Re: Bill of materials / Groups in Groups

From: <joe_celko_at_my-deja.com>
Date: 2000/01/26
Message-ID: <86nuja$39s$1_at_nnrp1.deja.com>#1/1


>> I'd wager that if you can define "domain constraint" so that your two
constraints above qualify, then I can show that my ridiculous one-table employee + department example from 1/13 is in DKNF by that definition!<<

Not without a uniqueness constraint on the table. Also the pair of emp_id and dept_id had no restrictions on it, so you could get a cross join of those two domains.
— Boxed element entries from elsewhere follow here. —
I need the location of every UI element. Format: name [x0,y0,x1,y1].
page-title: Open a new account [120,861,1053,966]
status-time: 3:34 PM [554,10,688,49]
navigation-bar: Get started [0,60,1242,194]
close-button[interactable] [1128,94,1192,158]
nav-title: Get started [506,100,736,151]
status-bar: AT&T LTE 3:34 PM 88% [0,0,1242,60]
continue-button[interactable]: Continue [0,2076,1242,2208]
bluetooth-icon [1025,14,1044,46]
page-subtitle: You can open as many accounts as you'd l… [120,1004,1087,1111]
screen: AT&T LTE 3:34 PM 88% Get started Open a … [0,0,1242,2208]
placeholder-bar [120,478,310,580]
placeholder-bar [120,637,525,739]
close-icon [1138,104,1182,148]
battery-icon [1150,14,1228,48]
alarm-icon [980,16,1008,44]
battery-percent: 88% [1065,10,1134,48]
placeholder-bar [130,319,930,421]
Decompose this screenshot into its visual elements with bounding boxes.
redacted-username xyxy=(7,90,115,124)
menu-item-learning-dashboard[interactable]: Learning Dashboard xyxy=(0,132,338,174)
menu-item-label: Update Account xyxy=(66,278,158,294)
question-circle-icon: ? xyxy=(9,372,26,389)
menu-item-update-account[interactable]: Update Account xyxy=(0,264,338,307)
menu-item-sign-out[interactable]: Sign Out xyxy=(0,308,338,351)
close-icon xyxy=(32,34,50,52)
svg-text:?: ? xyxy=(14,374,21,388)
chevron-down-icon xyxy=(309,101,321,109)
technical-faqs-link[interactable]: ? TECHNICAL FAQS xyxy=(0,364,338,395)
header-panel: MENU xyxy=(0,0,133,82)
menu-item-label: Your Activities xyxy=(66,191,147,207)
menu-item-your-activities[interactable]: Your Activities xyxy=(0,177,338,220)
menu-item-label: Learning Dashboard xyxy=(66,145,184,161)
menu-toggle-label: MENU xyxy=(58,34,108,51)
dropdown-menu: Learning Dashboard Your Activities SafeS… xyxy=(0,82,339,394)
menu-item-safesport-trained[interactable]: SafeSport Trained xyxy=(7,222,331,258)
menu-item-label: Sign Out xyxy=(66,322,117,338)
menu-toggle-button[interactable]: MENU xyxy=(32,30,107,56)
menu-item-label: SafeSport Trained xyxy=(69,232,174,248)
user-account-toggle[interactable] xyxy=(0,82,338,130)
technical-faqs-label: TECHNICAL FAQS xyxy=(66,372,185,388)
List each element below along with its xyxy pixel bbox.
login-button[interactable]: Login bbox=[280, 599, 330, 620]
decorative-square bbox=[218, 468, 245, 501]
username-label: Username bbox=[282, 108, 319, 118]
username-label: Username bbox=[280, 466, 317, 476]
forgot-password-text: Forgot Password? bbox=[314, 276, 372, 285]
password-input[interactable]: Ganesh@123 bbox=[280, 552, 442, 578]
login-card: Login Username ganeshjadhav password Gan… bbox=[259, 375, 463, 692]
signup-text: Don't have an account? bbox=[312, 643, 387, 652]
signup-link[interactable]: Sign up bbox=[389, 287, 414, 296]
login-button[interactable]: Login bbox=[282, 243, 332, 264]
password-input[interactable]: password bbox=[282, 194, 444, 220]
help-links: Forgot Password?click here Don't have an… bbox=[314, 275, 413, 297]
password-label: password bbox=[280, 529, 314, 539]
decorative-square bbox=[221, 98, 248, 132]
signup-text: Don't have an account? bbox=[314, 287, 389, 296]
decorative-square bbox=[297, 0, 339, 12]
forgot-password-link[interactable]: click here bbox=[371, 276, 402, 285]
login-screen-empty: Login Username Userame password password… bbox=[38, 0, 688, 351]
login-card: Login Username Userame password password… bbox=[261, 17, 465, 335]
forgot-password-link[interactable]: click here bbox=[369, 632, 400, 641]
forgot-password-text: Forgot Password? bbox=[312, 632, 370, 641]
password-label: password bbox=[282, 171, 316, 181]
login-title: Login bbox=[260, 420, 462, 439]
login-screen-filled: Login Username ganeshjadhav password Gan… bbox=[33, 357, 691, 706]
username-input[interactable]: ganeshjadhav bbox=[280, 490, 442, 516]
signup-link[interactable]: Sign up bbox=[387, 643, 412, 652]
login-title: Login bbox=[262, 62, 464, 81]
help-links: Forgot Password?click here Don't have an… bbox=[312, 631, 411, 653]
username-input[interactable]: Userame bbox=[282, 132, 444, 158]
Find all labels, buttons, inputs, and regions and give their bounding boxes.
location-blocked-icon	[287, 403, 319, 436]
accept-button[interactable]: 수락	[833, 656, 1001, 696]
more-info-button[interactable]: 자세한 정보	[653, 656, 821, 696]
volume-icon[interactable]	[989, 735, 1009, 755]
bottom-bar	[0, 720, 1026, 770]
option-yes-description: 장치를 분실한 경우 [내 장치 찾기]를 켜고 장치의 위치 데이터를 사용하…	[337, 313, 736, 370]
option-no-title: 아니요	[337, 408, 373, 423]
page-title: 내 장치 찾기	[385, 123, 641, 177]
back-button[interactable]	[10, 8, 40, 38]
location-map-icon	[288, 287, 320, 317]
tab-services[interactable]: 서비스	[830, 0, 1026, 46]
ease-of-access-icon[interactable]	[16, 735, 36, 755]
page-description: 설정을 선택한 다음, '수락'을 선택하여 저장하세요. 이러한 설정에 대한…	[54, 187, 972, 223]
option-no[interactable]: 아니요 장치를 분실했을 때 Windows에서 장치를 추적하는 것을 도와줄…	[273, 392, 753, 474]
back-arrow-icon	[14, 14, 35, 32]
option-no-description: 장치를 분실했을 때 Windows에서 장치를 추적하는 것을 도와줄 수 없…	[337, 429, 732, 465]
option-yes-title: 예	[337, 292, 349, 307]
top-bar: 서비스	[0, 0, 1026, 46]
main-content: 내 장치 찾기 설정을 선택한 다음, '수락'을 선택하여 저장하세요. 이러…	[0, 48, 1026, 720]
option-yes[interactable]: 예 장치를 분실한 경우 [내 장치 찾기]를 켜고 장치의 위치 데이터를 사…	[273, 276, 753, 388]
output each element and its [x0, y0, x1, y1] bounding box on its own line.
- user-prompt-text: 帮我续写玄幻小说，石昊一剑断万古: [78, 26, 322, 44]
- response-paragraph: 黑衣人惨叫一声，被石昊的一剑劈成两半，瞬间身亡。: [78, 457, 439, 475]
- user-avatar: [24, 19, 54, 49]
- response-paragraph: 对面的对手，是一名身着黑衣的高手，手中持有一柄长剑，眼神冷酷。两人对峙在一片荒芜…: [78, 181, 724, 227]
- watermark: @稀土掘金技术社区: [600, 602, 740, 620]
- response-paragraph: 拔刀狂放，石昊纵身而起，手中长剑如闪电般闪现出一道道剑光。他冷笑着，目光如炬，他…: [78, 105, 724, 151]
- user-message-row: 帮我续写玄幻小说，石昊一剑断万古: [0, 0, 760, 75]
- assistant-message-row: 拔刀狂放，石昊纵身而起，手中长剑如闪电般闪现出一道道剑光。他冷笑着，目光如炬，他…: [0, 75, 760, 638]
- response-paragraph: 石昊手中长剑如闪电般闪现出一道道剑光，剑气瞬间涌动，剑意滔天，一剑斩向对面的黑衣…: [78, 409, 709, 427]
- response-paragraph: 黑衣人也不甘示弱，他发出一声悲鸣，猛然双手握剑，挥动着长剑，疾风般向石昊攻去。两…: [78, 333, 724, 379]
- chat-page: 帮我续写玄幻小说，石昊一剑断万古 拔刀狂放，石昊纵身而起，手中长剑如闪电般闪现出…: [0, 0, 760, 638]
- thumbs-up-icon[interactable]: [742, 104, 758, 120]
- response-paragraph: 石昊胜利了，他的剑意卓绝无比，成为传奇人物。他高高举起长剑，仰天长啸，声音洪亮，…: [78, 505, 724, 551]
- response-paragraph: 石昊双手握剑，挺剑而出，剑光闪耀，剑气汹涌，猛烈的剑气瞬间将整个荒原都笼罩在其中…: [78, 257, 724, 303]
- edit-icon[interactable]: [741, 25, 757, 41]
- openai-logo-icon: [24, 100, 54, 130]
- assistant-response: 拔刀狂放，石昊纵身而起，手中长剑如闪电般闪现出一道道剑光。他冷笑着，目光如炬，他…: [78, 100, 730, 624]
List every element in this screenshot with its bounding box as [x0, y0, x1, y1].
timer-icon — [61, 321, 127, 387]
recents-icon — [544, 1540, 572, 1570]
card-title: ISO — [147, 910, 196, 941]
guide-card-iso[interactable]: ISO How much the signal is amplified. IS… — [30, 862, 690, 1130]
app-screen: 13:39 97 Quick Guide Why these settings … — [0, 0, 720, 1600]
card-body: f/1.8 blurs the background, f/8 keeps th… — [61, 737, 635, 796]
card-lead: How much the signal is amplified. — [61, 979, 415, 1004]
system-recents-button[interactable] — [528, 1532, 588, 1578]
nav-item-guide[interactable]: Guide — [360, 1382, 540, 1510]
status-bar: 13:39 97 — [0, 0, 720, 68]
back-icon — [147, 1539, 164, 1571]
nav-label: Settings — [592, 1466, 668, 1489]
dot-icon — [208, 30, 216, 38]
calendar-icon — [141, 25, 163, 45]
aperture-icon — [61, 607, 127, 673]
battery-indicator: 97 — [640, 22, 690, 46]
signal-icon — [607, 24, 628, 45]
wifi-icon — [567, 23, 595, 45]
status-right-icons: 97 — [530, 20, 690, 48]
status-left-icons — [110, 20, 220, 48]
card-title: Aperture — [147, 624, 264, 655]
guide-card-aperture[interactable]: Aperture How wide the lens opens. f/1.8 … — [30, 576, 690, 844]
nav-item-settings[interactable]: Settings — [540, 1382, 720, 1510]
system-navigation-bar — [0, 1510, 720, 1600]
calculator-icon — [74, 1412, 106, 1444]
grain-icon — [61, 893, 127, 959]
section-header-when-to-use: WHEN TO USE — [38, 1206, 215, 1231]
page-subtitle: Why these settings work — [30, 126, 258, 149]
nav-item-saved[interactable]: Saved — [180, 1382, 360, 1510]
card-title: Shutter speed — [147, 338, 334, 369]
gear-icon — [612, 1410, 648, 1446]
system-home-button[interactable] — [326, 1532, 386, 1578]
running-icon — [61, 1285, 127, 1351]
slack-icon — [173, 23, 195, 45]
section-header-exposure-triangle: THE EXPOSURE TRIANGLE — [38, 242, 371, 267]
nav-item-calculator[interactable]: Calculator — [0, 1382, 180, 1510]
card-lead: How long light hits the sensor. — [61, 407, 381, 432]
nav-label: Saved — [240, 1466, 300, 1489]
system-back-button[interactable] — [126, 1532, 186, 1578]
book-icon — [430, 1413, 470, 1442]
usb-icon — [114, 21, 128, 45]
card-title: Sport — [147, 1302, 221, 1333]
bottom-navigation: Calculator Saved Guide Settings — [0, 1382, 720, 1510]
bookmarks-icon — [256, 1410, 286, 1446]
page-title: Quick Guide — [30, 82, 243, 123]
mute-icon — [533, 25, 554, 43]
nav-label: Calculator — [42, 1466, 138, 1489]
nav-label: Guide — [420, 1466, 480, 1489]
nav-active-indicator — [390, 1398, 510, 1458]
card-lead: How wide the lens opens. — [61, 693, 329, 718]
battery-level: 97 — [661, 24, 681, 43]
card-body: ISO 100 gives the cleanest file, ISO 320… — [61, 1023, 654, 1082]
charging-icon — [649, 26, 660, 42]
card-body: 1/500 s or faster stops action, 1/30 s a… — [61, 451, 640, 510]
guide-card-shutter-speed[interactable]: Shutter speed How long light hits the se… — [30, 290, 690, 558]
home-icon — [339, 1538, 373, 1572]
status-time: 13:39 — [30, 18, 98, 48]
What you could have done is:

 CREATE TABLE Personnel
 (emp_id INTEGER NOT NULL PRIMARY KEY,
  emp[_name CHAR(30) NOT NULL);

 CREATE TABLE Departments
 (dept_id INTEGER NOT NULL PRIMARY KEY,
  dept_name CHAR(20) NOT NULL);

 CREATE TABLE Assignments
 (emp_id INTEGER NOT NULL

         REFERENCES Personnel(emp_id)
         ON DELETE CASCADE
         ON UPDATE CASCADE,
  dept_id INTEGER NOT NULL
         REFERENCES Departments(dept_id)
         ON DELETE CASCADE
         ON UPDATE CASCADE,

  PRIMARY KEY (emp_id, dept_id));

When you had both the empty and department names in one table, you had FDs on partial keys. You might want to add an assignment_nbr as the key to this table, but that would depend on the semantics of the situation.